Background: RNA-binding proteins establish posttranscriptional gene regulation by coordinating maturation, editing, transport, stability, and translation of cellular RNAs. Immunoprecipitation experiments could identify the interaction between RNA and proteins, but they are limited due to the experimental environment and material. Therefore, it is essential to construct computational models to identify the function sites.
Objective: Although some computational methods have been proposed to predict RNA binding sites, the accuracy could be further improved. Moreover, it is necessary to construct a dataset with more samples to design a reliable model. Here we present a computational model based on multi-information sources to identify RNA binding sites.
Methods: We construct an accurate computational model named CSBPI_Site, based on extreme gradient boosting. The specifically designed 15-dimensional feature vector captures four types of information (chemical shift, chemical bond, chemical properties and position information).

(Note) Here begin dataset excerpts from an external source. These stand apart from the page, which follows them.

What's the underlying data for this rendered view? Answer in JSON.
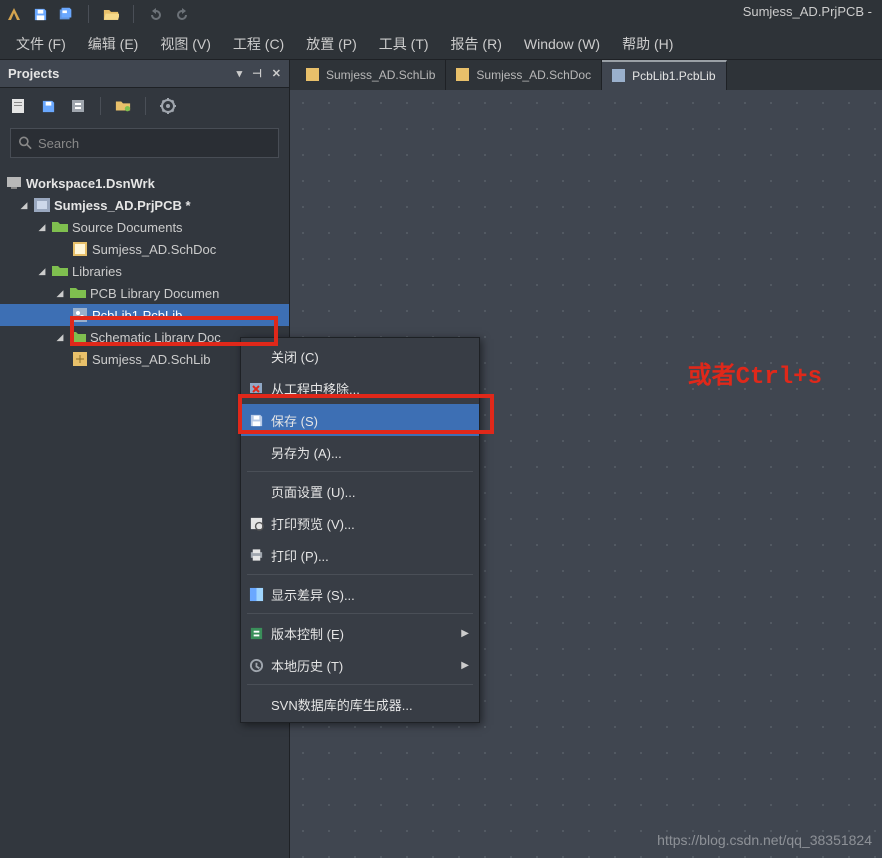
{
  "app": {
    "title": "Sumjess_AD.PrjPCB -"
  },
  "menu": {
    "file": "文件 (F)",
    "edit": "编辑 (E)",
    "view": "视图 (V)",
    "project": "工程 (C)",
    "place": "放置 (P)",
    "tools": "工具 (T)",
    "report": "报告 (R)",
    "window": "Window (W)",
    "help": "帮助 (H)"
  },
  "panel": {
    "title": "Projects",
    "search_placeholder": "Search"
  },
  "tree": {
    "workspace": "Workspace1.DsnWrk",
    "project": "Sumjess_AD.PrjPCB *",
    "srcdocs": "Source Documents",
    "schdoc": "Sumjess_AD.SchDoc",
    "libs": "Libraries",
    "pcblibdoc": "PCB Library Documen",
    "pcblib": "PcbLib1.PcbLib",
    "schlibdoc": "Schematic Library Doc",
    "schlib": "Sumjess_AD.SchLib"
  },
  "tabs": {
    "t1": "Sumjess_AD.SchLib",
    "t2": "Sumjess_AD.SchDoc",
    "t3": "PcbLib1.PcbLib"
  },
  "context_menu": {
    "close": "关闭 (C)",
    "remove": "从工程中移除...",
    "save": "保存 (S)",
    "saveas": "另存为 (A)...",
    "pagesetup": "页面设置 (U)...",
    "printpreview": "打印预览 (V)...",
    "print": "打印 (P)...",
    "showdiff": "显示差异 (S)...",
    "version": "版本控制 (E)",
    "history": "本地历史 (T)",
    "svn": "SVN数据库的库生成器..."
  },
  "annotation": "或者Ctrl+s",
  "watermark": "https://blog.csdn.net/qq_38351824"
}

Results: The satisfied accuracy of 0.86 and AUC of 0.89 were obtained by leave-one-out crossvalidation. Meanwhile, the accuracies were slightly different (range from 0.83 to 0.85) among the three classifiers algorithm, which showed that the novel features are stable and fit to multiple classifiers. These results showed that the proposed method is effective and robust for the identification of noncoding RNA binding sites.
Conclusion: Our method based on multi-information sources is effective to represent the binding sites information among ncRNAs. The satisfied prediction results of Diels-Alder riboz-yme based on CSBPI_Site indicates that our model is valuable to identify the function site.
Keywords: RNA binding site, multi-information sources, position information, chemical shift, chemical bond, chemical properties, extreme gradient boosting.